Aluguel e caução no Imposto de Renda: o que o inquilino precisa saber?
Muitos contribuintes se deparam com dúvidas ao preencher a declaração anual do Imposto de Renda, especialmente em situações específicas como o pagamento de aluguel e caução. Saber como declarar corretamente essas despesas é fundamental para evitar problemas com a Receita Federal.
Uma dúvida comum é se o inquilino precisa pagar imposto sobre os valores desembolsados com aluguel e caução. A resposta, segundo especialistas, é direta: **o imposto incide sobre quem recebe o aluguel, e não sobre quem paga**. Essa distinção é crucial para o preenchimento correto da declaração.
O InfoMoney, em parceria com especialistas em contabilidade, buscou esclarecer essas questões. Conforme as orientações, o inquilino tem a obrigação de informar os pagamentos de aluguel e caução na declaração, mas isso não significa que haverá imposto a recolher sobre esses gastos. O procedimento visa, principalmente, o cruzamento de dados pela Receita Federal. Essa informação foi divulgada em reportagem do InfoMoney.
Declaração de Aluguéis e Caução: O Que Informar?
Para quem é inquilino e precisa declarar o Imposto de Renda, é essencial registrar os valores pagos a título de aluguel. Isso deve ser feito na ficha de “Pagamentos Efetuados”, utilizando o código 70 – “Aluguéis de imóveis pagos”.
É importante somar todas as despesas com aluguel ocorridas no ano-calendário. No caso de um leitor que alugou um imóvel em novembro de 2025, ele deve informar o aluguel de novembro e dezembro, além da **caução**, caso esta tenha sido efetivamente paga ao locador naquele ano. O valor mensal do aluguel citado é de R$ 2.300,00.
Para facilitar o preenchimento e ter um comprovante, recomenda-se solicitar ao locador, como o condomínio com CNPJ neste caso, um **relatório ou recibo consolidado** dos valores pagos em 2025. Este documento é valioso para comprovação junto à Receita Federal.
O Inquilino Precisa Pagar Imposto Sobre Aluguel e Caução?
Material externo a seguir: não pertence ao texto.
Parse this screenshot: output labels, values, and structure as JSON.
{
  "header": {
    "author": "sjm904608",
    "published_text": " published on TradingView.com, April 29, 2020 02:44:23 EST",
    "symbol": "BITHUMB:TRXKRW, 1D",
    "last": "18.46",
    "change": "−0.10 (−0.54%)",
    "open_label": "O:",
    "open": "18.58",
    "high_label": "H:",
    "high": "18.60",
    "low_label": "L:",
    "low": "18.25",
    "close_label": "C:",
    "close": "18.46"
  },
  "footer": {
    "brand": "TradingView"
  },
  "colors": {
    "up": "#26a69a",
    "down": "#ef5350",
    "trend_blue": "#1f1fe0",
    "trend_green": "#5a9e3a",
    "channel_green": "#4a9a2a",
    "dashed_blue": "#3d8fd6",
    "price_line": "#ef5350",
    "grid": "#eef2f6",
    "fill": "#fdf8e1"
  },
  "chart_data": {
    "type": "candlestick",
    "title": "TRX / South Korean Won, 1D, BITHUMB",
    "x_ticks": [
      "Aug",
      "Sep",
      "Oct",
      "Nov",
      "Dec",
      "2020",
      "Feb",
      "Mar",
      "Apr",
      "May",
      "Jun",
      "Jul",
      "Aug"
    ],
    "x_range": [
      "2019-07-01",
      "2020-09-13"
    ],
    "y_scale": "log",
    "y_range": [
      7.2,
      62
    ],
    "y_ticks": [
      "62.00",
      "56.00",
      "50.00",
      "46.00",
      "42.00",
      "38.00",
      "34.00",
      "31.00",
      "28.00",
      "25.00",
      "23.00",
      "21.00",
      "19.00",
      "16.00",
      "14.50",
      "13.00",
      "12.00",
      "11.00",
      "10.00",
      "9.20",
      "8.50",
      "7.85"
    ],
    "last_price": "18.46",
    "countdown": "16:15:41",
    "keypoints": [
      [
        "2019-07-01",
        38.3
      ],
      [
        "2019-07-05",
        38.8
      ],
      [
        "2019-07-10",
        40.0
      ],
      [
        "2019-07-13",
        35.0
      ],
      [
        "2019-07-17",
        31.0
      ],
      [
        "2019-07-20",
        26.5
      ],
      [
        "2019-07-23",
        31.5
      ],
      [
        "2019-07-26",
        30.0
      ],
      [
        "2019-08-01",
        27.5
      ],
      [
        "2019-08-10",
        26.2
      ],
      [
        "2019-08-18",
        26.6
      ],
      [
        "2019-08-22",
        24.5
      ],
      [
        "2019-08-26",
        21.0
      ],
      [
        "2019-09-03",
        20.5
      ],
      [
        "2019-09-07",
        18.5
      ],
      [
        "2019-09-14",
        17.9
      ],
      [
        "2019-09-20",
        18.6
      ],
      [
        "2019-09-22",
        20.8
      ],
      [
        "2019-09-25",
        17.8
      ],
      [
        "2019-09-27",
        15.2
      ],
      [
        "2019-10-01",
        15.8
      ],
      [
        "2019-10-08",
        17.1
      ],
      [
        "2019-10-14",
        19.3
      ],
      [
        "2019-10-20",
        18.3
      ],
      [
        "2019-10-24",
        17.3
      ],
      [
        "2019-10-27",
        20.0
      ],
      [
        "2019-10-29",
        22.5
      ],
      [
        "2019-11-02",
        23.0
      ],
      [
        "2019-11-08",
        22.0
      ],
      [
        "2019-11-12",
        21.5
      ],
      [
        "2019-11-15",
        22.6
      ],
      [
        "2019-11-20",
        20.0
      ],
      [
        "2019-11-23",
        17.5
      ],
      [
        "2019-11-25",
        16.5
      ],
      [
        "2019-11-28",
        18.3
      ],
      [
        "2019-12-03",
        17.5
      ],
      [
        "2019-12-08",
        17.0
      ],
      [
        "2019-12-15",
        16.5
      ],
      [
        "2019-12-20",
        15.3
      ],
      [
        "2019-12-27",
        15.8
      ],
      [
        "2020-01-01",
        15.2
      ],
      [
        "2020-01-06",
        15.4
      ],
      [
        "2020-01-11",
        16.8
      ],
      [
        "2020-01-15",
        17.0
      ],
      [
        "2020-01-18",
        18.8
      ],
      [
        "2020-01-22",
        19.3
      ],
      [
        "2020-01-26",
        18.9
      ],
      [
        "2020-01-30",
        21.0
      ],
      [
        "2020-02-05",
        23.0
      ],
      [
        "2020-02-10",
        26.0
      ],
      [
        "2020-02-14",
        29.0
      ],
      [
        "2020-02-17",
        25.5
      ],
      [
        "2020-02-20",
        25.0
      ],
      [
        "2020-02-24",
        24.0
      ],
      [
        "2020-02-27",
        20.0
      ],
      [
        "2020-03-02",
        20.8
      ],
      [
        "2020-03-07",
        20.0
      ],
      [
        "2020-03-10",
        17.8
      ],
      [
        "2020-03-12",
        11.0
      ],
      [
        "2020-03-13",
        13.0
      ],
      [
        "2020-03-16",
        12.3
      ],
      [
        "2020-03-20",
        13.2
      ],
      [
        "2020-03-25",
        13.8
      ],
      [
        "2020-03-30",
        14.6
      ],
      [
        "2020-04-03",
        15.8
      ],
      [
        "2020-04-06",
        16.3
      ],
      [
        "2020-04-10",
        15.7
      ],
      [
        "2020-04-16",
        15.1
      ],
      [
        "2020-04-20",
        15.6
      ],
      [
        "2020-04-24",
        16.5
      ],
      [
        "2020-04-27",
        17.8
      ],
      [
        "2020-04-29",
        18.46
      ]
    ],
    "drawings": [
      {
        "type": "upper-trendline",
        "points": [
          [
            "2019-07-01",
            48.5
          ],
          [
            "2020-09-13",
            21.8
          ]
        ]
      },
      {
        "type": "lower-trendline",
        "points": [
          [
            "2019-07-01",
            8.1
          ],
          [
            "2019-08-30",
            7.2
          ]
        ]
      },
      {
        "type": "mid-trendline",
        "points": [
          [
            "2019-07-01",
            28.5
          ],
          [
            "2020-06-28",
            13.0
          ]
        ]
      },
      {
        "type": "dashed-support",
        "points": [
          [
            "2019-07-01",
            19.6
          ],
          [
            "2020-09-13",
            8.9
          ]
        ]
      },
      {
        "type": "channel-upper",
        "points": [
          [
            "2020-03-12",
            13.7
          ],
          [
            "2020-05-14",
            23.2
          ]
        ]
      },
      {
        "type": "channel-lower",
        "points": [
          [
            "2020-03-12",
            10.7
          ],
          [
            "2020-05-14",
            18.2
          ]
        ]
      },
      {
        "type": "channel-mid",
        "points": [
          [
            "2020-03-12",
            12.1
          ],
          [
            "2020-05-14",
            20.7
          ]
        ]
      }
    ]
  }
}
A resposta é enfática: **não**. O pagamento de aluguel, assim como outras despesas, não sofre incidência de Imposto de Renda na fonte pagadora, ou seja, para o inquilino. O tributo recai sobre a renda gerada, que é o valor recebido pelo locador.
Portanto, não há imposto de renda a recolher sobre os aluguéis de novembro e dezembro pagos pelo inquilino, nem sobre a caução. A caução funciona como uma garantia e não configura rendimento para quem a paga.
Quem deve se preocupar com a tributação é o **locador**, a pessoa ou entidade que recebe o valor do aluguel. No exemplo citado, o condomínio (pessoa jurídica) é o responsável por reconhecer essa receita e tributá-la de acordo com seu regime fiscal.
Aluguel Pago é Dedução no Imposto de Renda?
Diferentemente de despesas médicas, educacionais ou contribuições à previdência oficial, o **pagamento de aluguel residencial não é dedutível** para a pessoa física no Imposto de Renda. A obrigação do inquilino é apenas informar esses pagamentos.
Essa informação serve para que a Receita Federal realize o **cruzamento de dados**, verificando se o locador está declarando corretamente os rendimentos recebidos. Se o locador fosse pessoa física, os aluguéis deveriam ser declarados mensalmente via carnê-leão. No caso de pessoa jurídica, como um condomínio, a receita é tributada conforme as regras do seu regime tributário.
A Importância da Declaração Correta
Mesmo sem gerar imposto para o inquilino, a declaração correta dos valores pagos em aluguéis e cauções é um passo importante. Ela garante a conformidade com as exigências da Receita Federal e evita futuras complicações.
Lembre-se de guardar todos os comprovantes de pagamento de aluguel e caução, bem como o recibo fornecido pelo locador. Essas medidas oferecem segurança e transparência à sua declaração de Imposto de Renda.